The Filipino leader is to ask Congress and the electorate to approve a shift from a centralized form of government in favor of a "federal" system to accommodate Moro Islamic Liberation Front calls for a regional government in parts of the south, Jesus Dureza said.
Dureza, Arroyo's chief adviser on peace negotiations with the country's communist as well as Muslim groups, said her cabinet agreed on December 18 "that this is the way forward" after talks with the MILF broke down.
He told the Foreign Correspondents Association that the initiative would allow the setting up of a MILF-proposed "Bangsa Moro (Muslim Nation) Juridical Entity" to exercise key powers over the area excluding defense and foreign relations.
The electorate of the mainly Roman Catholic Philippines in 1987 ratified a new constitution that set up limited Muslim self-rule in several provinces of the southern region of Mindanao.
Nine years later the government signed a peace treaty with another Muslim group, the Moro National Liberation Front, that went on to run the so-called Autonomous Region in Muslim Mindanao (ARMM).
However the MILF has rejected the ARMM and demanded wider powers over a larger area.
Decades of fighting has left tens of thousands dead as well as large parts of Mindanao mired in poverty.
Christian migrants that now comprise the majority in Mindanao have rejected proposals to expand the ARMM.
Previous government efforts to change the constitution have proved unpopular in the past due to suspicion that the sitting president would use it to change a provision that limits the presidency to a single six-year term.
Dureza said the idea of a federal set-up was popular in Mindanao, where there is a perception by many that the national government has neglected the region.
He said the Arroyo government was hopeful that if the electorate were convinced a federal set-up would solve the Muslim “insurgency”, "they will give it to us."
He said the government has yet to decide whether to ask the Senate and the House of Representatives to convene a constituent assembly to amend the constitution, or to call on Filipinos to elect delegates to a constitutional convention. He also declined to discuss a timetable.

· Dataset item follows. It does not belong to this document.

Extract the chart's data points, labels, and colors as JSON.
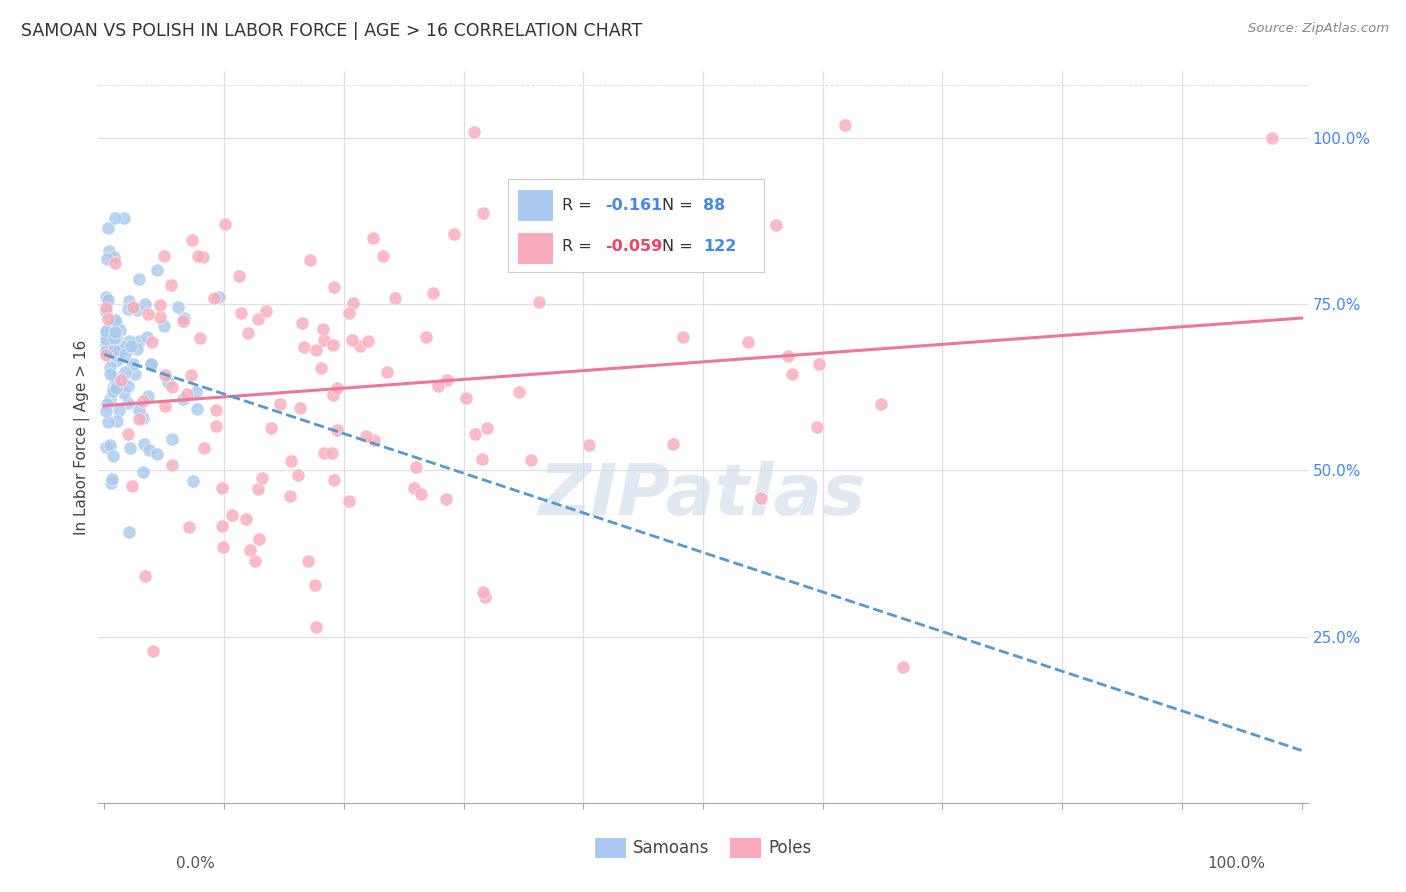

The peace talks, hosted by Kuala Lumpur, broke down last month with the MILF aborting a planned December 15 meeting to draft a peace accord for signing in early 2008.
The Muslim groups want greater Muslim control over the economic resources of the Muslim homeland in the Philippines, a former Spanish and US colony.
Under the constitution, the exploration, utilization and development of natural resources shall be "under the full control" of the state.
Both sides reached a breakthrough in November when they agreed to the scope and boundaries of the MILF's demand for "ancestral domain" or communal land that Muslims lost when the colonial government introduced a system of land titles.
PHOTO CAPTION
Moro Islamic Liberation Front (MILF) forces patrol Ginanta village in southern Basilan island.